The expectation of rising prices might entice potential homebuyers into the market and may signal better conditions to potential sellers. The National Housing Survey for May showed a surge in consumer expectations for more price gains over the next 12 months and the share of respondents who viewed this as a good time to sell was the largest since Fannie Mae began the survey.
Driving the higher prices have been both shrinking inventories of homes for sale and fewer distressed properties on the market. April marked the first time that the share of distressed home sales was below 20 percent since 2008. Tight inventories may be easing, at least for existing homes but the number of new homes available has only gradually trended up since the record low of last summer.
This has created an opportunity for spec building which dominated the market prior to the housing crisis but dived to a trough in 2010. Those homes, built without a contract with the buyer, are trending upward although they remain at historically low levels.

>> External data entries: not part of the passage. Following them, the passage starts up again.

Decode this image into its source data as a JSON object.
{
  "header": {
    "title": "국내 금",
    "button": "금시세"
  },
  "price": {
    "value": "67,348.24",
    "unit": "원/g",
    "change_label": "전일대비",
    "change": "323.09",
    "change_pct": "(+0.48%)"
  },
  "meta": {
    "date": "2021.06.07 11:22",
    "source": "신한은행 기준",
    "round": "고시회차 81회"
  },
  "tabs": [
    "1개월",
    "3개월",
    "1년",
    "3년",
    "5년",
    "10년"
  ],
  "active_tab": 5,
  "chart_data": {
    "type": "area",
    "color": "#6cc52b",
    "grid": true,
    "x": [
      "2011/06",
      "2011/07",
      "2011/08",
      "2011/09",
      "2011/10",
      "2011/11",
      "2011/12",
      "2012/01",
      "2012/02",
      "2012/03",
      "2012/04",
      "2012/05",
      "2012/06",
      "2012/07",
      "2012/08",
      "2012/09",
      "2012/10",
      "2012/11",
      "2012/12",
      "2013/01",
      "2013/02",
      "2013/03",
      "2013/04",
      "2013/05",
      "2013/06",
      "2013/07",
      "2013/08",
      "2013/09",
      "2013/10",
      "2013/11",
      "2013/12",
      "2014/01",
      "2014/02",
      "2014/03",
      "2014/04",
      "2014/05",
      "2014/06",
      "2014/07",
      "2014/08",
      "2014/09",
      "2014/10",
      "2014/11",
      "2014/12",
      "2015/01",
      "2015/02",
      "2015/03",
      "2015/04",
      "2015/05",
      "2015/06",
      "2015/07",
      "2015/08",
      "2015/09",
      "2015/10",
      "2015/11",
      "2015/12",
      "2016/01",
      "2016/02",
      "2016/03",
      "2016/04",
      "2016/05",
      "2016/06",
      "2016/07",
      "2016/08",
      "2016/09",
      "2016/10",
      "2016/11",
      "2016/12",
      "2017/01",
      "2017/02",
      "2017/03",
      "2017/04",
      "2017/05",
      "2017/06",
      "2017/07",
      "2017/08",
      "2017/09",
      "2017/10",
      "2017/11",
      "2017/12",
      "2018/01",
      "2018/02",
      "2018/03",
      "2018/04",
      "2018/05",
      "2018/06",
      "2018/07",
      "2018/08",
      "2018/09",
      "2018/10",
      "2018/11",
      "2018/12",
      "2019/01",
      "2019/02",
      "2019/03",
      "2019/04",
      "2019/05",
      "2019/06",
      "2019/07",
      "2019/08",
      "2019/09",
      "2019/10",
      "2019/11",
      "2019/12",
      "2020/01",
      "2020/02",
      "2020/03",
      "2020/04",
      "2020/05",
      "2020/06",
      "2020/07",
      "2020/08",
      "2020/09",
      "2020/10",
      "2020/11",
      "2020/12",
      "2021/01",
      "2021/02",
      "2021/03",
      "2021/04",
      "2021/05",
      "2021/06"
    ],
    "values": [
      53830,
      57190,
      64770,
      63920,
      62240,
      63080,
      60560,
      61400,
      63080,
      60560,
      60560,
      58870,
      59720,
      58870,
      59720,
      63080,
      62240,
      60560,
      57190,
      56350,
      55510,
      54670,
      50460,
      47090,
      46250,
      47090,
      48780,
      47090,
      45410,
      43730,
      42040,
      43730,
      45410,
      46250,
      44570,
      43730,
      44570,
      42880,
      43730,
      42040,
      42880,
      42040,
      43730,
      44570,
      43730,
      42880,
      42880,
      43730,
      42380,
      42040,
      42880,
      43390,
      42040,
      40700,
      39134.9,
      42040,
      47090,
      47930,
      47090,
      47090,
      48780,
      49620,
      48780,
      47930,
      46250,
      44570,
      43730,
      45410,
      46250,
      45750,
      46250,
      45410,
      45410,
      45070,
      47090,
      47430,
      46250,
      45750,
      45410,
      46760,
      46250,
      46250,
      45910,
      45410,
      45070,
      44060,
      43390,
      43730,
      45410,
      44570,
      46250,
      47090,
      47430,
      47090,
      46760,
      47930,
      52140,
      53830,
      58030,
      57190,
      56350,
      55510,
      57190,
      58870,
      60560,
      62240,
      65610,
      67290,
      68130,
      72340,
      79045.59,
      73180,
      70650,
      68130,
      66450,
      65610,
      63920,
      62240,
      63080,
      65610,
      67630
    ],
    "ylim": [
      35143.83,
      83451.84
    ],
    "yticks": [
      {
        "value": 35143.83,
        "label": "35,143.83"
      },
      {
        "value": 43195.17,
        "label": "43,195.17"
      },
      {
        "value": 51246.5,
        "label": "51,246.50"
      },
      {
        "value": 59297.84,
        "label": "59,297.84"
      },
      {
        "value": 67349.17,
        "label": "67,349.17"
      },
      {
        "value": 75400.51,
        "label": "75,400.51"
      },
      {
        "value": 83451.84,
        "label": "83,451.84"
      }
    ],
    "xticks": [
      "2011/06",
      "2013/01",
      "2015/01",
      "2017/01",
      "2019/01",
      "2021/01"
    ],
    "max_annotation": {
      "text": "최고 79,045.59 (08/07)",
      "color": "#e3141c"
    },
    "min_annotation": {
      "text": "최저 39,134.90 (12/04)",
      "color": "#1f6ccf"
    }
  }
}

Mortgage rates spiked in early June and have already impacted mortgage demand. During May mortgage applications fell 6 percent but refinance applications were down 40 percent during the same period. Fannie Mae's economists' predictions for mortgage rates has jumped about 50 basis points since the May forecast with the yield on the 30-year fixed rate mortgage expected to rise to 4.7 percent by the end of 2014. Despite this, they expect the housing recovery to continue with housing starts and home sales rising in 2013 by 25 percent and 7 percent respectively. They have revised the estimate of last year's mortgage production volume upward because they may have underestimated the number of originations held in depository institution portfolios. They also raised the value of mortgage originations last year from $1.92 trillion to $2.02 trillion. This lifted the trajectory for 2013 by about $75 billion to $1.74 trillion with a slightly higher refinancing share of 65 percent. This, however merely front-loaded estimates of refinance originations and significantly decreased projected refinance originations in 2014.
The latest data from the Federal Reserve show outstanding single-family mortgage debt fell 2.3 percent on an annualized basis in the first quarter of 2013. Fannie Mae expects it to post a slight gain in 2013 - the first annual increase in six years.